PythonGdb
This page describes the work to integrate Python scripting into Gdb. For a short tutorial of new features see PythonGdbTutorial.
Current Roadmap
- Expressions should be represented in Python. This may consists of two parts:
A simple API to parse an expression, yielding an Expression object which can be evaluated later
A full API to construct new Expression objects by hand
Resurrect the old upto command and implement general "framespecs". The idea here is to let users have simpler ways to navigate stack frames, like "go up to the frame in eval.c". Bonus points if framedescs interact properly with frame filters, and if framedescs themselves are readily hackable from Python.
- Scripting language debugging. This is a big goal with many parts.
- Virtualize linespecs so that Python code can define their meaning. This could either be pure overrides (when in a filtered frame for a scripting language) or linespec extensions, or both.

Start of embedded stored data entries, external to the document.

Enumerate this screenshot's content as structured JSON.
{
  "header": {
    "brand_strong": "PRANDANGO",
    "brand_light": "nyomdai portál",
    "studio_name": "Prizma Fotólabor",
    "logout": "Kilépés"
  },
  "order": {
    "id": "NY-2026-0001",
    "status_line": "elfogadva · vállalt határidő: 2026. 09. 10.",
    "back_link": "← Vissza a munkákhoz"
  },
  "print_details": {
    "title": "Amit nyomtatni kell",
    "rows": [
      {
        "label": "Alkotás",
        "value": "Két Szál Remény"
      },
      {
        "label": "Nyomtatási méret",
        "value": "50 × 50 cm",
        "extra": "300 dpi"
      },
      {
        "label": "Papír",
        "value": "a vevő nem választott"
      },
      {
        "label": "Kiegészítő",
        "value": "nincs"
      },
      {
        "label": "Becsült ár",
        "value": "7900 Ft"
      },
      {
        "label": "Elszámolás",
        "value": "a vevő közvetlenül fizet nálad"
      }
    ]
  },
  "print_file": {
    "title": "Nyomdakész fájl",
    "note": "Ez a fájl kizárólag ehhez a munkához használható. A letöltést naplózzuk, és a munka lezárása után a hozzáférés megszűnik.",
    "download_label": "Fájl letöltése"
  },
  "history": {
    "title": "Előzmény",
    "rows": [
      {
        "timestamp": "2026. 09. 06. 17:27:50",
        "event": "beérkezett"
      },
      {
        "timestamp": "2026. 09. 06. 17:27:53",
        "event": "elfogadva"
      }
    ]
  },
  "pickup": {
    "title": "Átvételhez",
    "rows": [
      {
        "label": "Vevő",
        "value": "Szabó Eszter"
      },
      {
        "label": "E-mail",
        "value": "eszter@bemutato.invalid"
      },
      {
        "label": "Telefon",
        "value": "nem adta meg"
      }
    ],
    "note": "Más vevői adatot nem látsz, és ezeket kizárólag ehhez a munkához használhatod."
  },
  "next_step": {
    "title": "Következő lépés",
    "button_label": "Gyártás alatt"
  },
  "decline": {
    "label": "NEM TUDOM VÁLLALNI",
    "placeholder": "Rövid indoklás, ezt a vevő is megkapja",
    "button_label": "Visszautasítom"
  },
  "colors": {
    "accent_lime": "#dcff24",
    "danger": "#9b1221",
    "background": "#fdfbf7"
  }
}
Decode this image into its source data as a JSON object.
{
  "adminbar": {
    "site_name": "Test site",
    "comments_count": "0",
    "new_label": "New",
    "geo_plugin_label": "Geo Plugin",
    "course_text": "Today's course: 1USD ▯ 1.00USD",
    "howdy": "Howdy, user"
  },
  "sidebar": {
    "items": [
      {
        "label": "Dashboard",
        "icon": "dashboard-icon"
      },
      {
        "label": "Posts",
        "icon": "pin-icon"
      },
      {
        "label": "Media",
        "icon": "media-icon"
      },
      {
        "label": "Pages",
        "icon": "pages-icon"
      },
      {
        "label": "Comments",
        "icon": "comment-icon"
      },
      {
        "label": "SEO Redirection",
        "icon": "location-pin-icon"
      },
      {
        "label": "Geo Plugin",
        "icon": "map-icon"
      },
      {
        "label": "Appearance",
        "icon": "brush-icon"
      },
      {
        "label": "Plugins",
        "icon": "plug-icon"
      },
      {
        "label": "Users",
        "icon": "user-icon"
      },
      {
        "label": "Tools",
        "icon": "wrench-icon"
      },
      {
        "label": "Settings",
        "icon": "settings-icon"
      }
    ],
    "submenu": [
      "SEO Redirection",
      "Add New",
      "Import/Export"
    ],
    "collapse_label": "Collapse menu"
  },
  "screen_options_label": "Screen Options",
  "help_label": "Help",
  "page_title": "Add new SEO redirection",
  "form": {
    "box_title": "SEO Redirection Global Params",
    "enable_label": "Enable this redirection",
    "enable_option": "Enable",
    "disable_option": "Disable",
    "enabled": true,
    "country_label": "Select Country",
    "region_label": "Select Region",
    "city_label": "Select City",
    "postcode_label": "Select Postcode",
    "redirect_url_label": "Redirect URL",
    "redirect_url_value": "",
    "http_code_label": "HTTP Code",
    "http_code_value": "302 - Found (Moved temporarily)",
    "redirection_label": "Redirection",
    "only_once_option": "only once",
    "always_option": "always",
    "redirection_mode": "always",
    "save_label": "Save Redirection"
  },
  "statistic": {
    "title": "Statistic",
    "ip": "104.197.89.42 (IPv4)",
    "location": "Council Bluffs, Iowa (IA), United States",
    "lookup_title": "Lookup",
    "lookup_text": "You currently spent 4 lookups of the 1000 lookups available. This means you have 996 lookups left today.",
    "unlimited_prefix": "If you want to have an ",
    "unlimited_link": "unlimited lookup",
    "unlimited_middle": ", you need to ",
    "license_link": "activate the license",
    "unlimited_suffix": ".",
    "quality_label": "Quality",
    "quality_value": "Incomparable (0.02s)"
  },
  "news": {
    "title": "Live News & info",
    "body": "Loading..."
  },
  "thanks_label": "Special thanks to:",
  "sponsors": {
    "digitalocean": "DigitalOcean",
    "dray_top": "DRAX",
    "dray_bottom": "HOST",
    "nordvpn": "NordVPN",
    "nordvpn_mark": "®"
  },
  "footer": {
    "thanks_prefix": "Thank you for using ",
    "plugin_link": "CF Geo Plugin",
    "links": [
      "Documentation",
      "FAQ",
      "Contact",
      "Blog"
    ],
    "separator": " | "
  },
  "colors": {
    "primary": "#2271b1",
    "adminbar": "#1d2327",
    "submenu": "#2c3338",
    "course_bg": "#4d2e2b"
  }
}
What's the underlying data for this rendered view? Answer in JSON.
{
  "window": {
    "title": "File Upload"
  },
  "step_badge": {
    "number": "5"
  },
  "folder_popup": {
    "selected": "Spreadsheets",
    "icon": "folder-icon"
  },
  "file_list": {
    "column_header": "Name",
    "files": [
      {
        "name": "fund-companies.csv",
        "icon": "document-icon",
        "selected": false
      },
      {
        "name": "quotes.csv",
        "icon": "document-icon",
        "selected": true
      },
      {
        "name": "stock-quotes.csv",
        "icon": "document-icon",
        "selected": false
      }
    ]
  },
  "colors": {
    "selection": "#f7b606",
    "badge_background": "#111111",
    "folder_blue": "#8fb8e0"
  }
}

Virtualize the watch command for a scripting language
- Virtualize expression parsing. Requires some form of the expression API
Virtualize the infrun commands (e.g., next)
- Update frame filters to let them return a Python object representing a language. This would be one way to hook into the various virtualizations
Add inferior control API. This means ways to next, step, etc, a thread, perhaps also with fine-grained control over the other threads
Make import gdb work from an ordinary Python interpreter. This is can be done relatively easily by compiling gdb -fPIE and arranging via visibility to only export the module-initialization function. This will require some startup changes and also an API to the event loop. See the python/pie branch here for the start.